Leonor de Cisneros (Valladolid, 1536 – Valladolid, 26 September 1568), was a Spanish protestant who was executed for heresy by the Spanish Inquisition and regarded as a protestant martyr. Her case belongs amongst the most famed of the Spanish Inquisition.

Leonor de Cisneros married the lawyer and scholar Antonio Herrezuelo in 1553. In 1554, she and her husband became members of the secret Protestant congregation in Toro, which was founded by Carlos de Seso and comprised about 70 people.

In 1559, the entire congregation was arrested and interrogated by the Inquisition. After having confessed, they were led to an official Auto-da-fé in Valladolid in the presence of the royal family, where they were given the choice of renouncing their faith and submitting to the imprisonment of the Inquisition, or keeping their faith and being burned. Several of them choose to confess, repent and be spared execution, among them Leonor de Cisneros. Her husband, however, chose execution, and reproached her for her choice. After his execution, Leonor de Cisneros reportedly regretted her decision.
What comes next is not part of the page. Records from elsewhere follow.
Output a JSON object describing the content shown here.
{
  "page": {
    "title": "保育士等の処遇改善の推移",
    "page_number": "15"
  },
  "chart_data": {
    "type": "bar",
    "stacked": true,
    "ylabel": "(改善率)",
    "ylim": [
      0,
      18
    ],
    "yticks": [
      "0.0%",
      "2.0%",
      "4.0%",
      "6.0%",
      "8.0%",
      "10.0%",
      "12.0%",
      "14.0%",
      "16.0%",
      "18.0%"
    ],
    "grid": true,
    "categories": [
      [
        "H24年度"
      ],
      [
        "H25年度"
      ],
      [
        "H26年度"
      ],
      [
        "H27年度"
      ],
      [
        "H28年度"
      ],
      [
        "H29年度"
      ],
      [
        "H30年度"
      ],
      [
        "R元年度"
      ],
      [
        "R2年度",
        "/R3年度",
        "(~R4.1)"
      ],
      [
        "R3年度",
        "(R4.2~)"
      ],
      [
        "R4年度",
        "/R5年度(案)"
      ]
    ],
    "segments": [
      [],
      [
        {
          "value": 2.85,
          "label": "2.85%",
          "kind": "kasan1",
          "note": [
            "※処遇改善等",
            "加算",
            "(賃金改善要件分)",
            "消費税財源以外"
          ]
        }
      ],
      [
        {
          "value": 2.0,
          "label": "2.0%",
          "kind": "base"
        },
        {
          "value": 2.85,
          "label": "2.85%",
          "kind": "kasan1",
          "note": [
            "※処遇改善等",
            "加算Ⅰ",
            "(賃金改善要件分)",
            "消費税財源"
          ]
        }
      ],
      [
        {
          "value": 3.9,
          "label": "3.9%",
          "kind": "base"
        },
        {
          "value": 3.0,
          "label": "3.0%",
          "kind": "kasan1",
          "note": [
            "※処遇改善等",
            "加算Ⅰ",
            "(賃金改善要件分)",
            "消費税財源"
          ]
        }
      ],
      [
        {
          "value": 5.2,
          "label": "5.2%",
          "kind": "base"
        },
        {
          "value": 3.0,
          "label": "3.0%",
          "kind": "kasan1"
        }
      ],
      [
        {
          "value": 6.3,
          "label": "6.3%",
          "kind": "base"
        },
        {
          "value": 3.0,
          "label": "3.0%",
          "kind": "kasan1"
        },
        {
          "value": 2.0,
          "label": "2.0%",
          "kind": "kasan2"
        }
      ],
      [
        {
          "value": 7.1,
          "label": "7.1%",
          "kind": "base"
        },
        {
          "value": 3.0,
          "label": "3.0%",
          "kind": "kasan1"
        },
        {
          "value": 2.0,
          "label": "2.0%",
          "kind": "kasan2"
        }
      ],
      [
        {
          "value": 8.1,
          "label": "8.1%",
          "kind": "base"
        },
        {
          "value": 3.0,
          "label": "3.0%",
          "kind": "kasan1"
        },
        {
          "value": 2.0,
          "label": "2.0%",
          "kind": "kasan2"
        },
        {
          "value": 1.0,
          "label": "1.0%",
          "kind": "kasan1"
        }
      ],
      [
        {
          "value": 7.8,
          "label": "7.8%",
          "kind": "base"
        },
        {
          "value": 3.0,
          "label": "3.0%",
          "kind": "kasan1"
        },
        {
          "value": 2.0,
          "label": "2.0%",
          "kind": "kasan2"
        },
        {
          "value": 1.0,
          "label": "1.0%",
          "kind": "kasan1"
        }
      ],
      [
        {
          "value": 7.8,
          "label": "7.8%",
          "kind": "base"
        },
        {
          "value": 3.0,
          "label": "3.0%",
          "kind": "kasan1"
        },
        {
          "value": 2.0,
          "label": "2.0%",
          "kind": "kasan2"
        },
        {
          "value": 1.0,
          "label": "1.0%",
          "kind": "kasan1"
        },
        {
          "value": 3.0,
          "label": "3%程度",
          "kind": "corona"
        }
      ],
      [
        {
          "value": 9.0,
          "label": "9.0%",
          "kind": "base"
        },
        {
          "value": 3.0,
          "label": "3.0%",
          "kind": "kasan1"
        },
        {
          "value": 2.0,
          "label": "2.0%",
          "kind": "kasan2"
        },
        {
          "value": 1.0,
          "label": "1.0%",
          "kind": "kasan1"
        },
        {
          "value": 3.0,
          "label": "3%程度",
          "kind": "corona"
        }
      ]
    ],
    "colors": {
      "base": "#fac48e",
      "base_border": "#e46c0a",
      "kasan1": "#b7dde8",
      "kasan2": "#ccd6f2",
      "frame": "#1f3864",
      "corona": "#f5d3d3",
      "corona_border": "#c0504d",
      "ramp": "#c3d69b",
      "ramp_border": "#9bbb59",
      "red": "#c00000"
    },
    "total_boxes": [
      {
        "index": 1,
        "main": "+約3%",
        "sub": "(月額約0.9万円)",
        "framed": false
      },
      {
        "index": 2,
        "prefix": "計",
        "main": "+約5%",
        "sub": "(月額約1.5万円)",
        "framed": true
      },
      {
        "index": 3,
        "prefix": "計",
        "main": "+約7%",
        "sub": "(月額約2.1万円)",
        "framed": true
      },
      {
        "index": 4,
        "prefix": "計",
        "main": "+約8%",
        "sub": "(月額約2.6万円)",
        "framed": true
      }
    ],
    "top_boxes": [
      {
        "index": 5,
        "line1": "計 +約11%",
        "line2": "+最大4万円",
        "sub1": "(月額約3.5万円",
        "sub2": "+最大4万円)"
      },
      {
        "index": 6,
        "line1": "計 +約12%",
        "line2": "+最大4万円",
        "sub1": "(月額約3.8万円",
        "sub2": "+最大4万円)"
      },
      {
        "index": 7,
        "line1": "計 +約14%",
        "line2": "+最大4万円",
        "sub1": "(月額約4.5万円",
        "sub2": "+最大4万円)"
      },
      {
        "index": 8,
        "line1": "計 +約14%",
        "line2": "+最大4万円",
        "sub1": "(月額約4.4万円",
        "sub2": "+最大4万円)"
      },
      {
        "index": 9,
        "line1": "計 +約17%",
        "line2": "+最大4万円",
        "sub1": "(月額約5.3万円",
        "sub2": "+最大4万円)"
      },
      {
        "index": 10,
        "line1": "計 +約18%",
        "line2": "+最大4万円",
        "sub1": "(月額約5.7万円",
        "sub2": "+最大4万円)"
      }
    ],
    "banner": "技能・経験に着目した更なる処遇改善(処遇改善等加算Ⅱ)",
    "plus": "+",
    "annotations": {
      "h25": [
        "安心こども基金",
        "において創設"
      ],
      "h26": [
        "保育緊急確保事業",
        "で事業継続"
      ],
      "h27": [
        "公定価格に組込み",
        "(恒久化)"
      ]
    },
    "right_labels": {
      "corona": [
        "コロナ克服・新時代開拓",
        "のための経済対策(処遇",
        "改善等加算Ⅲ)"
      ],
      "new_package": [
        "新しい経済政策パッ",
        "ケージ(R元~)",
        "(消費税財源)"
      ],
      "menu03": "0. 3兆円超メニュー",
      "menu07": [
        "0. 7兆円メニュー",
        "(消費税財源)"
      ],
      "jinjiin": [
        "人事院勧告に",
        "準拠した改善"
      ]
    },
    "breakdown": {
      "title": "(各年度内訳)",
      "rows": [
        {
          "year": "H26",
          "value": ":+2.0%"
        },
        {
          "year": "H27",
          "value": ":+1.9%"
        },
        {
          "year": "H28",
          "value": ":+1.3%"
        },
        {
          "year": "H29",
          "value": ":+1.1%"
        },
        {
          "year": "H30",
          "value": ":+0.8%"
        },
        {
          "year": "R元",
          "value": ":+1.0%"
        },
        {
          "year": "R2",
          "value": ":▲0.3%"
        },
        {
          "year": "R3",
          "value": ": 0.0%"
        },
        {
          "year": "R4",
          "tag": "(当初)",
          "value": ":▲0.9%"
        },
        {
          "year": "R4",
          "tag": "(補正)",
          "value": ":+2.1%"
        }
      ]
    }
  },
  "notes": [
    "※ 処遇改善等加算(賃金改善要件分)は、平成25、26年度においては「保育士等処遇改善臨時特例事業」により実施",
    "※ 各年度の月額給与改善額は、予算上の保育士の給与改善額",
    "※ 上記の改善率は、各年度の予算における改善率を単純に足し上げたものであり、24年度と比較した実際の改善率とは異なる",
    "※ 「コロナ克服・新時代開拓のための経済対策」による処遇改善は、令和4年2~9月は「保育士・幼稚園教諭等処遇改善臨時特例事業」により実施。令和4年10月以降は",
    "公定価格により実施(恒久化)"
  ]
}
In the Inquisition prison she returned to her Protestant faith and openly acted as a missionary amidst the prisoners. Reportedly, she wished to be regarded as a relapsed heretic, and thereby executed. This eventually came to pass: Leonor de Cisneros was accused of being a relapsed, incorrigible heretic and sentenced to be burnt at the stake without prior strangulation. The sentence was carried out at Valladolid.